Alors que les contenus en ligne reflétant une méfiance croissante des humains à l’égard des limites de l’IA (en particulier les hallucinations) sont intégrés dans les jeux de données de formation pour les nouveaux modèles, la tendance existante des LLM à favoriser les sources humaines semble susceptible de s’intensifier. Si l’on considère les deux dernières années (2024-2025 incluses) comme un point de basculement culturel pour l’IA, ce qui semble justifié à travers une série de statistiques, on peut raisonnablement s’attendre à ce qu’un plus grand nombre de critiques négatives sur les « sources d’IA » soient intégrées dans les cadres LLM hyperscale et coûteux à former au cours de l’année ou des deux prochaines années.

Nous pouvons également nous attendre à ce que les modèles de langage populaires s’appuient de plus en plus sur des autorités soigneusement sélectionnées, telles que des portails de médias légitimes – même si la motivation pour de tels accords peut être de calmer la colère des éditeurs sur les données scrapées, plutôt que d’un véritable désir de céder ou de partager l’autorité.

Puisque même des sources d’autorité élevée telles qu’Ars Technica sont sujettes à des erreurs entraînées par l’IA, et puisqu’une retraite émergente contre les bots de scraping Web IA menace de dégrader éventuellement la qualité de la production IA, une tendance générale à favoriser les « sources d’experts » peut entrer en conflit avec notre incapacité actuelle à quantifier et à étiqueter la production « humaine » de manière efficace – pour ne pas parler de faire la distinction entre une source « experte » ou non (une convention journalistique qui est également attaquée par l’IA).

Le plus que nous ayons actuellement, c’est une série fragmentée d’innovations semi-adoptées conçues pour étiqueter explicitement le contenu comme généré par l’IA, telles que l’initiative Content Authenticity Initiative menée par Adobe, et la disposition volontaire de certains éditeurs pour inclure des avertissements sur l’utilisation de l’IA dans leur production.

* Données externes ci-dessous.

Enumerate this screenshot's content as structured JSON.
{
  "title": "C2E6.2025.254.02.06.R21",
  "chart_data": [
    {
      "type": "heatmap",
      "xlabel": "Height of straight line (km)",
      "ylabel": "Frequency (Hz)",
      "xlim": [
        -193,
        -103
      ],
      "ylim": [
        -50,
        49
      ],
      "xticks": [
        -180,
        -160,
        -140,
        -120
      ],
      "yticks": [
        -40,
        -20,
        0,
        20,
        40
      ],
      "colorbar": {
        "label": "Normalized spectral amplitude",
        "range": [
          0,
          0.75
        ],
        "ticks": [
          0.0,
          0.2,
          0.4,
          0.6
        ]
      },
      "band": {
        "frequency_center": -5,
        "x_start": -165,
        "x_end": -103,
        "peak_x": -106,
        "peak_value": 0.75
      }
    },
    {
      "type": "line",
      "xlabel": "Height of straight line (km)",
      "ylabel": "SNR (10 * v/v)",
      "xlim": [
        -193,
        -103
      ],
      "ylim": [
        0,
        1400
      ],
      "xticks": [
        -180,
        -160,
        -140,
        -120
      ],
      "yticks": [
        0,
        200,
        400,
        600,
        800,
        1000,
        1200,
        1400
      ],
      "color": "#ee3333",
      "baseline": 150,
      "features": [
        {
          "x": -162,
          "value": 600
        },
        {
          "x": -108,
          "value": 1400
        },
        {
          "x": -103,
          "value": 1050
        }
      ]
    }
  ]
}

Aussi encourageant que cela puisse paraître pour ceux qui souhaitent conserver et imposer des sources humaines comme « vérité de base » crédible pour le consensus émergent de la réalité diffusé par les systèmes IA, plus les LLM sont certains de l’autorité humaine, plus la « fausse » autorité humaine pourrait devenir dangereuse.

Le problème est tout aussi pratique que théorique : nous n’avons pas du tout résolu le problème de définir ou d’attester la provenance ; par conséquent, un IA qui « fait confiance aux sources humaines » est susceptible d’attribuer l’humanité à la production de l’IA elle-même, simplement parce que nous n’avons pas fourni, et ne pouvons pas facilement fournir, des mécanismes d’authentification de provenance significatifs.

 

* Ma conversion des citations en ligne des auteurs en hyperliens.

Publié pour la première fois le vendredi 20 février 2026

Écrivain sur l'apprentissage automatique, spécialiste de domaine en synthèse d'images humaines. Ancien responsable du contenu de recherche chez Metaphysic.ai.